Comedians Andreas O’Rourke and Natalie Moses (pictured) opened for Matt Light Photo credit: Evan Kinney

All three comedians came to Robert Morris University to spread cancer awareness and raise money for the Stanley M. Marks Blood Cancer Research Fund. This is in part due to Light himself being a cancer survivor. In 2013, he was diagnosed with Hodgkin’s lymphoma, a form of cancer that attacks the immune system.

“Dr. Marks was his doctor.” said Keith Eckert, a long time friend of Light. “He gives back every year by doing a charity show and we were lucky enough to have it be here. The kids were looking for someone with a big name and we thought Matt was a good match for everybody.”

Dr. Karen Paullet, Assistant Professor of Computer and Information Systems, as well as Top Secret Colonials Secretary and Vice Presidents Taylor Priore and Taylor Passerini, were important in getting Light to perform at RMU.

The event also featured a raffle for various prizes such as Steelers tickets and gift cards

“It was actually Keith that got me here,” said Light. “He knows [The Top Secret Colonials] through Dr. Paullet. A few members came to my show and afterwards they said: let’s do it.”

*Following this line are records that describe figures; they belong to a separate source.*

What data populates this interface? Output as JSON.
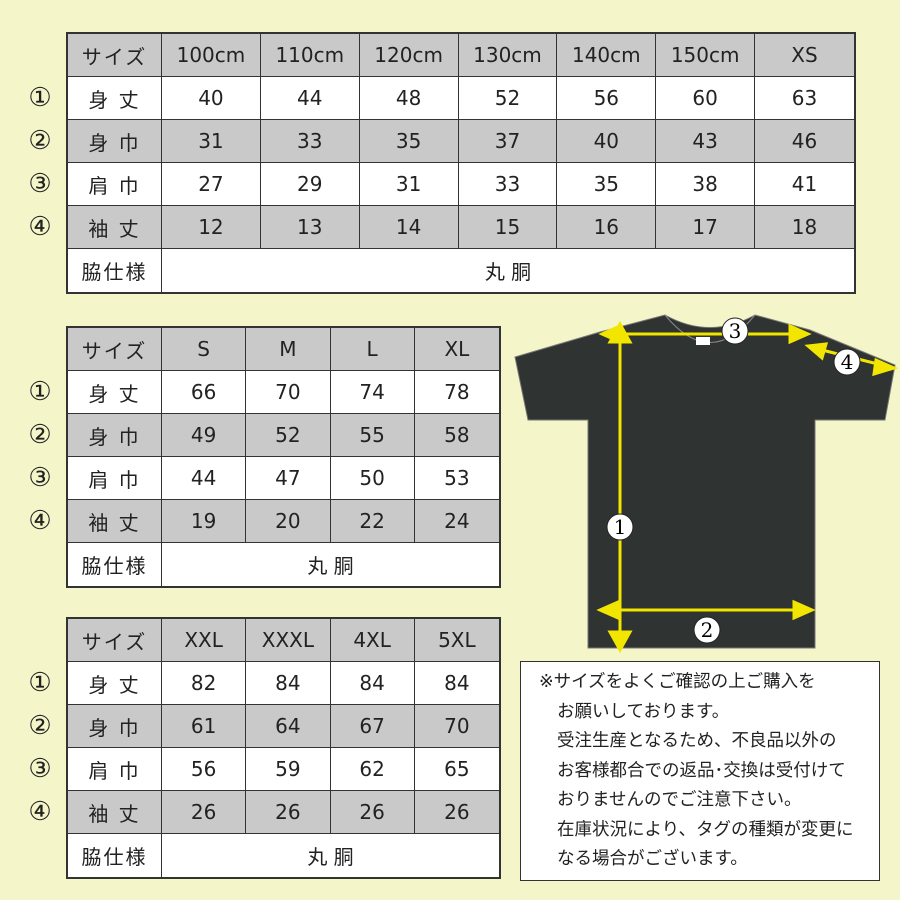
{
  "colors": {
    "background": "#f4f5c9",
    "header_gray": "#c9c9c9",
    "shirt": "#2f3331",
    "arrow": "#f2e600"
  },
  "row_markers": [
    "①",
    "②",
    "③",
    "④"
  ],
  "tables": [
    {
      "header": [
        "サイズ",
        "100cm",
        "110cm",
        "120cm",
        "130cm",
        "140cm",
        "150cm",
        "XS"
      ],
      "rows": [
        {
          "label": "身 丈",
          "values": [
            "40",
            "44",
            "48",
            "52",
            "56",
            "60",
            "63"
          ]
        },
        {
          "label": "身 巾",
          "values": [
            "31",
            "33",
            "35",
            "37",
            "40",
            "43",
            "46"
          ]
        },
        {
          "label": "肩 巾",
          "values": [
            "27",
            "29",
            "31",
            "33",
            "35",
            "38",
            "41"
          ]
        },
        {
          "label": "袖 丈",
          "values": [
            "12",
            "13",
            "14",
            "15",
            "16",
            "17",
            "18"
          ]
        }
      ],
      "side_label": "脇仕様",
      "side_value": "丸 胴"
    },
    {
      "header": [
        "サイズ",
        "S",
        "M",
        "L",
        "XL"
      ],
      "rows": [
        {
          "label": "身 丈",
          "values": [
            "66",
            "70",
            "74",
            "78"
          ]
        },
        {
          "label": "身 巾",
          "values": [
            "49",
            "52",
            "55",
            "58"
          ]
        },
        {
          "label": "肩 巾",
          "values": [
            "44",
            "47",
            "50",
            "53"
          ]
        },
        {
          "label": "袖 丈",
          "values": [
            "19",
            "20",
            "22",
            "24"
          ]
        }
      ],
      "side_label": "脇仕様",
      "side_value": "丸 胴"
    },
    {
      "header": [
        "サイズ",
        "XXL",
        "XXXL",
        "4XL",
        "5XL"
      ],
      "rows": [
        {
          "label": "身 丈",
          "values": [
            "82",
            "84",
            "84",
            "84"
          ]
        },
        {
          "label": "身 巾",
          "values": [
            "61",
            "64",
            "67",
            "70"
          ]
        },
        {
          "label": "肩 巾",
          "values": [
            "56",
            "59",
            "62",
            "65"
          ]
        },
        {
          "label": "袖 丈",
          "values": [
            "26",
            "26",
            "26",
            "26"
          ]
        }
      ],
      "side_label": "脇仕様",
      "side_value": "丸 胴"
    }
  ],
  "diagram": {
    "markers": [
      "1",
      "2",
      "3",
      "4"
    ]
  },
  "note": {
    "lines": [
      "※サイズをよくご確認の上ご購入を",
      "お願いしております。",
      "受注生産となるため、不良品以外の",
      "お客様都合での返品･交換は受付けて",
      "おりませんのでご注意下さい。",
      "在庫状況により、タグの種類が変更に",
      "なる場合がございます。"
    ]
  }
}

“We won a Shark Tank event last year,” said Priore. “We were granted $1,000 to hold a charity benefit and we got the idea to have him come here.”

RMU holds a special place in Light’s history as a comedian, as it was the first college that he was able to perform his stand-up comedy.

“It was eight years ago,” said Light. “A friend of mine was in a fraternity here, and asked me if I could do a show at Robert Morris. For me it was a big deal because I was only doing stand-up for two years and I had such a good experience here. I was never actually accepted to a college but being here feels the closest to being accepted for real.”

Light is known for his special brand of dark humor. He held nothing back as his show covered a wide variety of topics. A sample of topics Light discussed included betting in a dead pool against the Pope, braille signs in drive-thrus and his interactions with The Make-A-Wish Foundation after his cancer diagnosis.

Even little things Light did had the audience laughing, such as drinking from White Claws instead of water bottles and messing with members of the Top Secret Colonials sitting in the front row.

Light said that if he were ever invited back to perform at RMU, he would do it in a heartbeat.

“As long as everyone is having a good time, and if I feel the atmosphere is good and everyone is enjoying themselves then why not do it? Especially if we are raising money for a good cause.”